How to Take Smart Notes
A brief nonfictional book by Sönke Ahrens about note-taking skills, primarily targeting writers and researchers in academia, but also relevant to anyone who might benefit from growing a healthy collection of personal knowledge that makes it easier to find connections between disparate ideas and fields.
It primarily focuses on teaching the Zettelkasten method of notetaking. The idea is to create a single, lifelong collection of notes that summarizes ideas, one per note, in your own words, in complete sentences, and then link them to related notes and categories/tags. The end result should be a system where browsing from one note to the next helps create connections between ideas that may not have been otherwise obvious, leading to new, novel ideas and writing.
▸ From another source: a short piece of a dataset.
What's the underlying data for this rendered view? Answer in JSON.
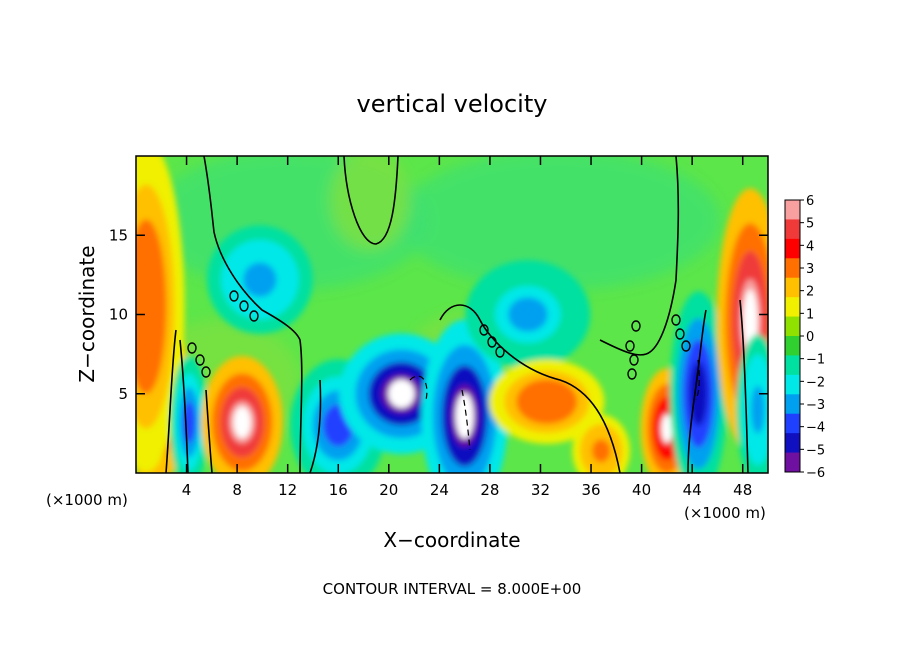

- Keep your Zettelkasten "permanent" notes separate from fleeting notes and project-specific notes (to-do lists, outlines, etc.).
- Good note-taking results in good writing. Good permanent notes can often be combined together to construct a draft paper or essay with very little extra writing needed.
- Writing should be a circular process, where permanent notes and their meaningful connections help identify topics, and create a hermeneutical circle that continues to generate new ideas, better writing, and new threads of possible research.
- Permanent notes must be written in one's own words. Copying quotes removes them from their context. Tagging/categorizing is the same: one must tag notes rather than automating it. Thinking about the rest of the notes, where the new note fits with them, what topics it relates to beyond what is written, etc. is critical to effective categorization.